I have heard stories/complaints from people when talking about difficult circumstances in relationships that included “She sacrificed her best years so that he could have children.” Or “He sacrificed his career so that she could have her’s.”
I am not saying that we do not do things that benefit others nor benefit from actions that others do for themselves. Quite the contrary, everything that is done benefits someone else. But the primary and most basic beneficiary of everything that we do is ourselves. There is a difference between sacrificing and investing. We invest. We do not sacrifice. Investments can go both ways. We may be praised or resented for them. We may make or lose money. There is no guarantee that our energy will be rewarded the way that we hope. Seeing the give and take of relationships in terms of investments rather than sacrifices transforms our perspectives in a healthy way.
Examples of sacrifices, in relationships, may include one partner staying at home with the children while the other works. Another is that one partner may commute two and a half hours each day to work in order to provide for his/her family. These are both potentially arduous uses of energy. At the same time, they are also investments in the life of the family, and consequently investments in their identity or role as the husband/wife.
By understanding the difference between sacrifice and investment, we have the opportunity to be more honest with ourselves and the people in our lives. We get to be clear about our intentions and the burdens that we often place on others (including our mates and our children) for our own purposes. We also have the unique opportunity to discuss with others their true intentions when we are told we are the occasion for their sacrifice.
The distinction between “investment” and “sacrifice” goes a long way when trying to understand the idea of “relationship.” Sacrifices are made for the sake of saying that we “sacrificed,” and to get someone else to feel guilty. Try and think of a situation where saying “I sacrificed . . .” is not meant to sway the listener. I cannot think of any. Some may say that great leaders such as Mahatma Ghandi, Dr. Martin Luther King, Jr. and Mother Teresa sacrificed for others. This is not true. Each of these exceptional individuals invested in their future. They did not sacrifice. Admittedly, I have benefitted from their investments, and I offer a hearty “thank you” to each of them for their efforts. But it would be an exaggeration and a mistake to say that they sacrificed for others.
Instead of attempting to sway your mate by noting a sacrifice that you have made for him/her, be upfront and just state that there is something that you would like for them to do.

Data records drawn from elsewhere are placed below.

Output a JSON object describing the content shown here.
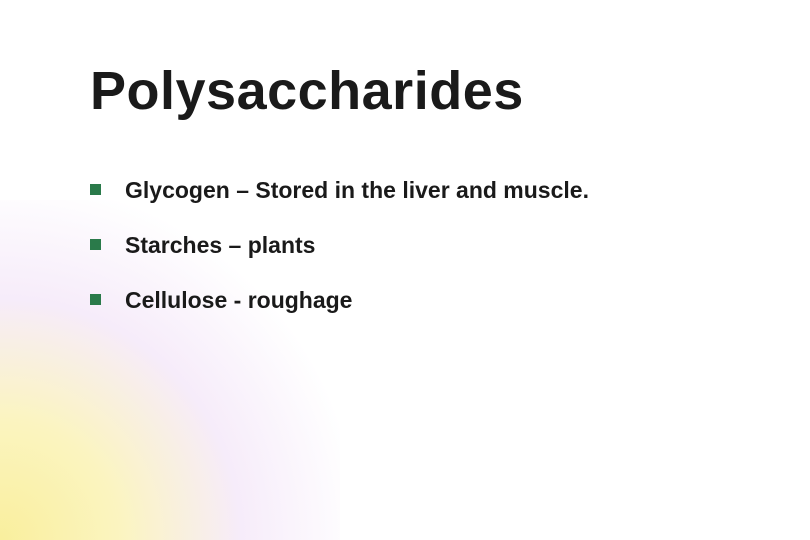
{
  "slide": {
    "title": "Polysaccharides",
    "title_color": "#1a1a1a",
    "title_fontsize": 54,
    "background_color": "#ffffff",
    "gradient": {
      "inner_color": "#f8ec8c",
      "mid_color": "#e6c8f0",
      "position": "bottom-left"
    },
    "bullets": [
      {
        "text": "Glycogen – Stored in the liver and muscle."
      },
      {
        "text": "Starches – plants"
      },
      {
        "text": "Cellulose  - roughage"
      }
    ],
    "bullet_marker_color": "#2a7a4a",
    "bullet_marker_size": 11,
    "bullet_fontsize": 23,
    "bullet_color": "#1a1a1a"
  }
}
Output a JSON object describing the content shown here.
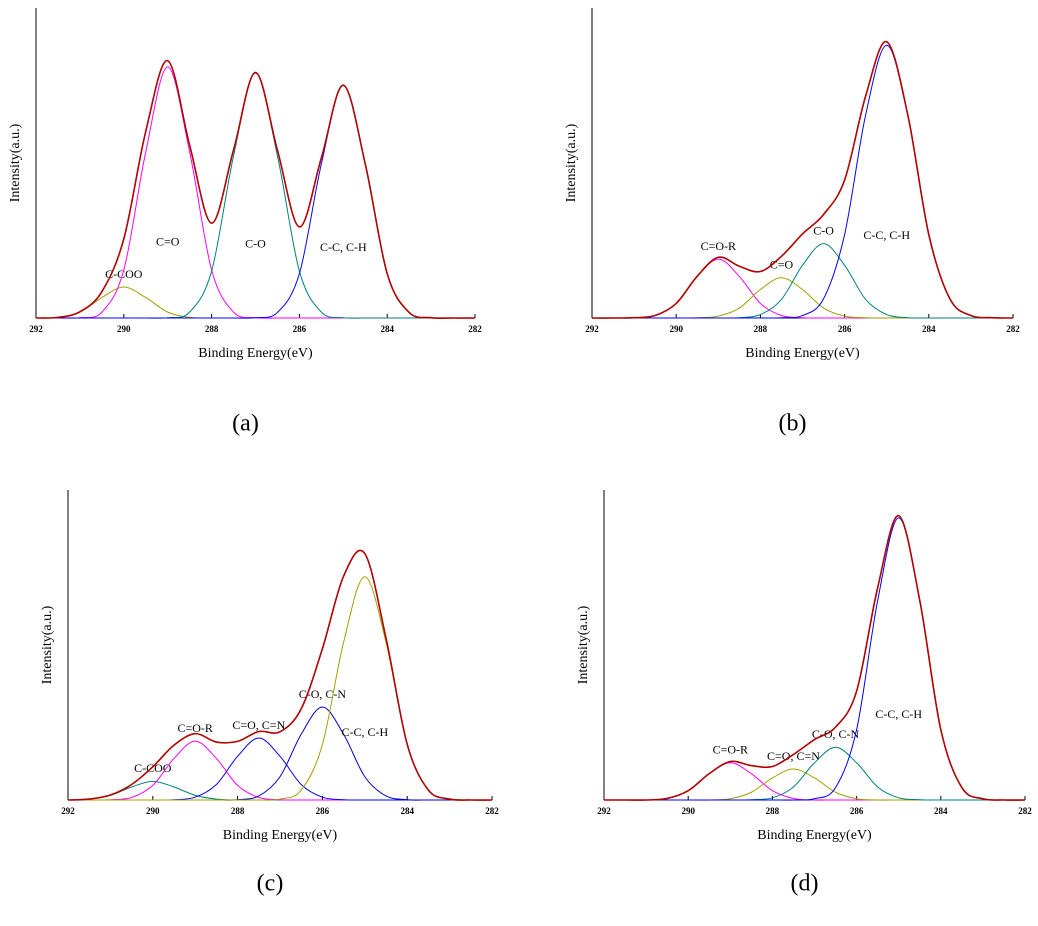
{
  "chart_data": [
    {
      "type": "line",
      "label": "(a)",
      "xlabel": "Binding Energy(eV)",
      "ylabel": "Intensity(a.u.)",
      "x": [
        292,
        291.5,
        291,
        290.5,
        290,
        289.5,
        289,
        288.5,
        288,
        287.5,
        287,
        286.5,
        286,
        285.5,
        285,
        284.5,
        284,
        283.5,
        283,
        282.5,
        282
      ],
      "xlim": [
        292,
        282
      ],
      "xticks": [
        292,
        290,
        288,
        286,
        284,
        282
      ],
      "ylim": [
        0,
        100
      ],
      "series": [
        {
          "name": "C-COO",
          "color": "#a0a000",
          "values": [
            0,
            0.2,
            1.9,
            6.6,
            10,
            6.6,
            1.9,
            0.2,
            0,
            0,
            0,
            0,
            0,
            0,
            0,
            0,
            0,
            0,
            0,
            0,
            0
          ]
        },
        {
          "name": "C=O",
          "color": "#ff00ff",
          "values": [
            0,
            0,
            0.1,
            1.9,
            15.5,
            53.6,
            81,
            53.6,
            15.5,
            1.9,
            0.1,
            0,
            0,
            0,
            0,
            0,
            0,
            0,
            0,
            0,
            0
          ]
        },
        {
          "name": "C-O",
          "color": "#008080",
          "values": [
            0,
            0,
            0,
            0,
            0,
            0,
            0.1,
            1.9,
            15.1,
            52.3,
            79,
            52.3,
            15.1,
            1.9,
            0.1,
            0,
            0,
            0,
            0,
            0,
            0
          ]
        },
        {
          "name": "C-C, C-H",
          "color": "#0000ff",
          "values": [
            0,
            0,
            0,
            0,
            0,
            0,
            0,
            0,
            0,
            0,
            0.1,
            1.8,
            14.3,
            49.7,
            75,
            49.7,
            14.3,
            1.8,
            0.1,
            0,
            0
          ]
        },
        {
          "color": "#b00000",
          "values": [
            0,
            0.2,
            2.0,
            8.5,
            25.5,
            60.2,
            83.0,
            55.7,
            30.6,
            54.2,
            79.2,
            54.1,
            29.4,
            51.6,
            75.1,
            49.7,
            14.3,
            1.8,
            0.1,
            0,
            0
          ]
        }
      ]
    },
    {
      "type": "line",
      "label": "(b)",
      "xlabel": "Binding Energy(eV)",
      "ylabel": "Intensity(a.u.)",
      "x": [
        292,
        291.5,
        291,
        290.5,
        290,
        289.5,
        289,
        288.5,
        288,
        287.5,
        287,
        286.5,
        286,
        285.5,
        285,
        284.5,
        284,
        283.5,
        283,
        282.5,
        282
      ],
      "xlim": [
        292,
        282
      ],
      "xticks": [
        292,
        290,
        288,
        286,
        284,
        282
      ],
      "ylim": [
        0,
        100
      ],
      "series": [
        {
          "name": "C=O-R",
          "color": "#ff00ff",
          "values": [
            0,
            0,
            0.1,
            0.8,
            4.7,
            13.4,
            19,
            13.4,
            4.7,
            0.8,
            0.1,
            0,
            0,
            0,
            0,
            0,
            0,
            0,
            0,
            0,
            0
          ]
        },
        {
          "name": "C=O",
          "color": "#a0a000",
          "values": [
            0,
            0,
            0,
            0,
            0,
            0.1,
            0.6,
            3.2,
            9.2,
            13,
            9.2,
            3.2,
            0.6,
            0.1,
            0,
            0,
            0,
            0,
            0,
            0,
            0
          ]
        },
        {
          "name": "C-O",
          "color": "#008080",
          "values": [
            0,
            0,
            0,
            0,
            0,
            0,
            0,
            0.1,
            1.1,
            6.0,
            17,
            24,
            17,
            6.0,
            1.1,
            0.1,
            0,
            0,
            0,
            0,
            0
          ]
        },
        {
          "name": "C-C, C-H",
          "color": "#0000ff",
          "values": [
            0,
            0,
            0,
            0,
            0,
            0,
            0,
            0,
            0,
            0.1,
            0.8,
            6.2,
            26.9,
            65.5,
            88,
            65.5,
            26.9,
            6.2,
            0.8,
            0.1,
            0
          ]
        },
        {
          "color": "#b00000",
          "values": [
            0,
            0,
            0.1,
            0.8,
            4.7,
            13.5,
            19.6,
            16.7,
            15.0,
            19.9,
            27.1,
            33.4,
            44.5,
            71.6,
            89.1,
            65.6,
            26.9,
            6.2,
            0.8,
            0.1,
            0
          ]
        }
      ]
    },
    {
      "type": "line",
      "label": "(c)",
      "xlabel": "Binding Energy(eV)",
      "ylabel": "Intensity(a.u.)",
      "x": [
        292,
        291.5,
        291,
        290.5,
        290,
        289.5,
        289,
        288.5,
        288,
        287.5,
        287,
        286.5,
        286,
        285.5,
        285,
        284.5,
        284,
        283.5,
        283,
        282.5,
        282
      ],
      "xlim": [
        292,
        282
      ],
      "xticks": [
        292,
        290,
        288,
        286,
        284,
        282
      ],
      "ylim": [
        0,
        100
      ],
      "series": [
        {
          "name": "C-COO",
          "color": "#008080",
          "values": [
            0,
            0.3,
            1.5,
            4.2,
            6,
            4.2,
            1.5,
            0.3,
            0,
            0,
            0,
            0,
            0,
            0,
            0,
            0,
            0,
            0,
            0,
            0,
            0
          ]
        },
        {
          "name": "C=O-R",
          "color": "#ff00ff",
          "values": [
            0,
            0,
            0.1,
            0.8,
            4.7,
            13.4,
            19,
            13.4,
            4.7,
            0.8,
            0.1,
            0,
            0,
            0,
            0,
            0,
            0,
            0,
            0,
            0,
            0
          ]
        },
        {
          "name": "C=O, C=N",
          "color": "#0000ff",
          "values": [
            0,
            0,
            0,
            0,
            0,
            0.1,
            0.9,
            5.0,
            14.1,
            20,
            14.1,
            5.0,
            0.9,
            0.1,
            0,
            0,
            0,
            0,
            0,
            0,
            0
          ]
        },
        {
          "name": "C-O, C-N",
          "color": "#0000cc",
          "values": [
            0,
            0,
            0,
            0,
            0,
            0,
            0,
            0,
            0.1,
            1.3,
            7.5,
            21.2,
            30,
            21.2,
            7.5,
            1.3,
            0.1,
            0,
            0,
            0,
            0
          ]
        },
        {
          "name": "C-C, C-H",
          "color": "#a0a000",
          "values": [
            0,
            0,
            0,
            0,
            0,
            0,
            0,
            0,
            0,
            0,
            0.3,
            3.2,
            17.9,
            50.9,
            72,
            50.9,
            17.9,
            3.2,
            0.3,
            0,
            0
          ]
        },
        {
          "color": "#b00000",
          "values": [
            0,
            0.3,
            1.6,
            5.0,
            10.7,
            17.7,
            21.4,
            18.7,
            18.9,
            22.1,
            22.0,
            29.4,
            48.8,
            72.2,
            79.5,
            52.2,
            18.0,
            3.2,
            0.3,
            0,
            0
          ]
        }
      ]
    },
    {
      "type": "line",
      "label": "(d)",
      "xlabel": "Binding Energy(eV)",
      "ylabel": "Intensity(a.u.)",
      "x": [
        292,
        291.5,
        291,
        290.5,
        290,
        289.5,
        289,
        288.5,
        288,
        287.5,
        287,
        286.5,
        286,
        285.5,
        285,
        284.5,
        284,
        283.5,
        283,
        282.5,
        282
      ],
      "xlim": [
        292,
        282
      ],
      "xticks": [
        292,
        290,
        288,
        286,
        284,
        282
      ],
      "ylim": [
        0,
        100
      ],
      "series": [
        {
          "name": "C=O-R",
          "color": "#ff00ff",
          "values": [
            0,
            0,
            0,
            0.5,
            3.0,
            8.5,
            12,
            8.5,
            3.0,
            0.5,
            0,
            0,
            0,
            0,
            0,
            0,
            0,
            0,
            0,
            0,
            0
          ]
        },
        {
          "name": "C=O, C=N",
          "color": "#a0a000",
          "values": [
            0,
            0,
            0,
            0,
            0,
            0,
            0.4,
            2.5,
            7.1,
            10,
            7.1,
            2.5,
            0.4,
            0,
            0,
            0,
            0,
            0,
            0,
            0,
            0
          ]
        },
        {
          "name": "C-O, C-N",
          "color": "#008080",
          "values": [
            0,
            0,
            0,
            0,
            0,
            0,
            0,
            0.1,
            0.7,
            4.2,
            12,
            17,
            12,
            4.2,
            0.7,
            0.1,
            0,
            0,
            0,
            0,
            0
          ]
        },
        {
          "name": "C-C, C-H",
          "color": "#0000ff",
          "values": [
            0,
            0,
            0,
            0,
            0,
            0,
            0,
            0,
            0,
            0,
            0.4,
            4.0,
            22.7,
            64.3,
            91,
            64.3,
            22.7,
            4.0,
            0.4,
            0,
            0
          ]
        },
        {
          "color": "#b00000",
          "values": [
            0,
            0,
            0,
            0.5,
            3.0,
            8.5,
            12.4,
            11.1,
            10.8,
            14.7,
            19.5,
            23.5,
            35.1,
            68.5,
            91.7,
            64.4,
            22.7,
            4.0,
            0.4,
            0,
            0
          ]
        }
      ]
    }
  ]
}
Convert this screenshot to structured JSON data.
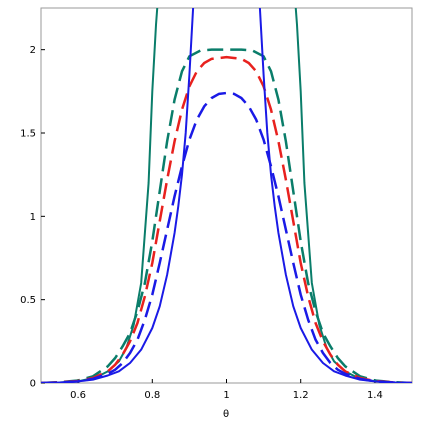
{
  "chart_data": {
    "type": "line",
    "title": "",
    "xlabel": "θ",
    "ylabel": "",
    "xlim": [
      0.5,
      1.5
    ],
    "ylim": [
      0,
      2.25
    ],
    "grid": false,
    "legend": "none",
    "x_ticks": [
      {
        "value": 0.6,
        "label": "0.6"
      },
      {
        "value": 0.8,
        "label": "0.8"
      },
      {
        "value": 1.0,
        "label": "1"
      },
      {
        "value": 1.2,
        "label": "1.2"
      },
      {
        "value": 1.4,
        "label": "1.4"
      }
    ],
    "y_ticks": [
      {
        "value": 0,
        "label": "0"
      },
      {
        "value": 0.5,
        "label": "0.5"
      },
      {
        "value": 1.0,
        "label": "1"
      },
      {
        "value": 1.5,
        "label": "1.5"
      },
      {
        "value": 2.0,
        "label": "2"
      }
    ],
    "series": [
      {
        "color": "#0a7d6a",
        "style": "solid",
        "width": 2,
        "x": [
          0.5,
          0.55,
          0.6,
          0.65,
          0.68,
          0.71,
          0.73,
          0.75,
          0.77,
          0.79,
          0.8,
          0.81,
          0.815
        ],
        "y": [
          0.0,
          0.003,
          0.01,
          0.035,
          0.07,
          0.13,
          0.21,
          0.35,
          0.6,
          1.2,
          1.75,
          2.15,
          2.3
        ]
      },
      {
        "color": "#0a7d6a",
        "style": "solid",
        "width": 2,
        "x": [
          1.185,
          1.19,
          1.2,
          1.21,
          1.23,
          1.25,
          1.27,
          1.29,
          1.32,
          1.35,
          1.4,
          1.45,
          1.5
        ],
        "y": [
          2.3,
          2.15,
          1.75,
          1.2,
          0.6,
          0.35,
          0.21,
          0.13,
          0.07,
          0.035,
          0.01,
          0.003,
          0.0
        ]
      },
      {
        "color": "#0a7d6a",
        "style": "dashed",
        "width": 2.5,
        "x": [
          0.5,
          0.55,
          0.6,
          0.64,
          0.68,
          0.7,
          0.72,
          0.74,
          0.76,
          0.78,
          0.8,
          0.82,
          0.84,
          0.86,
          0.88,
          0.9,
          0.93,
          0.96,
          1.0,
          1.04,
          1.07,
          1.1,
          1.12,
          1.14,
          1.16,
          1.18,
          1.2,
          1.22,
          1.24,
          1.26,
          1.28,
          1.3,
          1.32,
          1.36,
          1.4,
          1.45,
          1.5
        ],
        "y": [
          0.0,
          0.005,
          0.015,
          0.04,
          0.1,
          0.15,
          0.22,
          0.3,
          0.43,
          0.6,
          0.85,
          1.15,
          1.45,
          1.7,
          1.87,
          1.96,
          1.995,
          2.0,
          2.0,
          2.0,
          1.995,
          1.96,
          1.87,
          1.7,
          1.45,
          1.15,
          0.85,
          0.6,
          0.43,
          0.3,
          0.22,
          0.15,
          0.1,
          0.04,
          0.015,
          0.005,
          0.0
        ]
      },
      {
        "color": "#e8211e",
        "style": "dashed",
        "width": 2.5,
        "x": [
          0.5,
          0.55,
          0.6,
          0.64,
          0.68,
          0.7,
          0.72,
          0.74,
          0.76,
          0.78,
          0.8,
          0.82,
          0.84,
          0.86,
          0.88,
          0.9,
          0.92,
          0.94,
          0.96,
          0.98,
          1.0,
          1.02,
          1.04,
          1.06,
          1.08,
          1.1,
          1.12,
          1.14,
          1.16,
          1.18,
          1.2,
          1.22,
          1.24,
          1.26,
          1.28,
          1.3,
          1.32,
          1.36,
          1.4,
          1.45,
          1.5
        ],
        "y": [
          0.0,
          0.004,
          0.012,
          0.03,
          0.07,
          0.11,
          0.17,
          0.25,
          0.36,
          0.52,
          0.72,
          0.97,
          1.22,
          1.45,
          1.64,
          1.78,
          1.87,
          1.92,
          1.945,
          1.95,
          1.955,
          1.95,
          1.945,
          1.92,
          1.87,
          1.78,
          1.64,
          1.45,
          1.22,
          0.97,
          0.72,
          0.52,
          0.36,
          0.25,
          0.17,
          0.11,
          0.07,
          0.03,
          0.012,
          0.004,
          0.0
        ]
      },
      {
        "color": "#1a1ae6",
        "style": "dashed",
        "width": 2.5,
        "x": [
          0.5,
          0.55,
          0.6,
          0.64,
          0.68,
          0.7,
          0.72,
          0.74,
          0.76,
          0.78,
          0.8,
          0.82,
          0.84,
          0.86,
          0.88,
          0.9,
          0.92,
          0.94,
          0.96,
          0.98,
          1.0,
          1.02,
          1.04,
          1.06,
          1.08,
          1.1,
          1.12,
          1.14,
          1.16,
          1.18,
          1.2,
          1.22,
          1.24,
          1.26,
          1.28,
          1.3,
          1.32,
          1.36,
          1.4,
          1.45,
          1.5
        ],
        "y": [
          0.0,
          0.003,
          0.01,
          0.025,
          0.055,
          0.08,
          0.12,
          0.18,
          0.26,
          0.38,
          0.53,
          0.72,
          0.92,
          1.12,
          1.3,
          1.46,
          1.58,
          1.66,
          1.71,
          1.735,
          1.74,
          1.735,
          1.71,
          1.66,
          1.58,
          1.46,
          1.3,
          1.12,
          0.92,
          0.72,
          0.53,
          0.38,
          0.26,
          0.18,
          0.12,
          0.08,
          0.055,
          0.025,
          0.01,
          0.003,
          0.0
        ]
      },
      {
        "color": "#1a1ae6",
        "style": "solid",
        "width": 2,
        "x": [
          0.5,
          0.55,
          0.6,
          0.64,
          0.68,
          0.71,
          0.74,
          0.77,
          0.8,
          0.82,
          0.84,
          0.86,
          0.87,
          0.88,
          0.89,
          0.9,
          0.905,
          0.91,
          0.915
        ],
        "y": [
          0.0,
          0.003,
          0.01,
          0.02,
          0.045,
          0.07,
          0.12,
          0.2,
          0.33,
          0.46,
          0.65,
          0.9,
          1.06,
          1.25,
          1.5,
          1.85,
          2.05,
          2.25,
          2.35
        ]
      },
      {
        "color": "#1a1ae6",
        "style": "solid",
        "width": 2,
        "x": [
          1.085,
          1.09,
          1.095,
          1.1,
          1.11,
          1.12,
          1.13,
          1.14,
          1.16,
          1.18,
          1.2,
          1.23,
          1.26,
          1.29,
          1.32,
          1.36,
          1.4,
          1.45,
          1.5
        ],
        "y": [
          2.35,
          2.25,
          2.05,
          1.85,
          1.5,
          1.25,
          1.06,
          0.9,
          0.65,
          0.46,
          0.33,
          0.2,
          0.12,
          0.07,
          0.045,
          0.02,
          0.01,
          0.003,
          0.0
        ]
      }
    ]
  }
}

Many will appreciate the candor and will be happy to oblige. Others may respond “no.” These and other responses are both equally healthy. After all, if you were not open to the person’s genuine response (which certainly could have included “no”) you were being manipulative from the start.
The importance of being clear about “sacrifice” and “needs” is for our own growth. Through the willingness to “call a spade a spade,” or to note that we are attempting to reap the harvest of our “investment,” instead of the veiled expectations that we relay based on our “sacrifices,” we free ourselves to live our dreams and seek fulfillment that is free of the chains of other’s “sacrifices.”
Many of us feel obligated to live our life a certain way or to adhere to what other people believe that we should be doing, while wrestling with an inner-voice that is calling us to do something different, unique or original. Do not use “sacrifice” as a tool for preventing others from living their dreams and don’t allow anyone else to use “sacrifice” to hold you back either. We can live our own dreams, and allow our partners to pursue their’s too! Please give the gifts of freedom to yourself and others.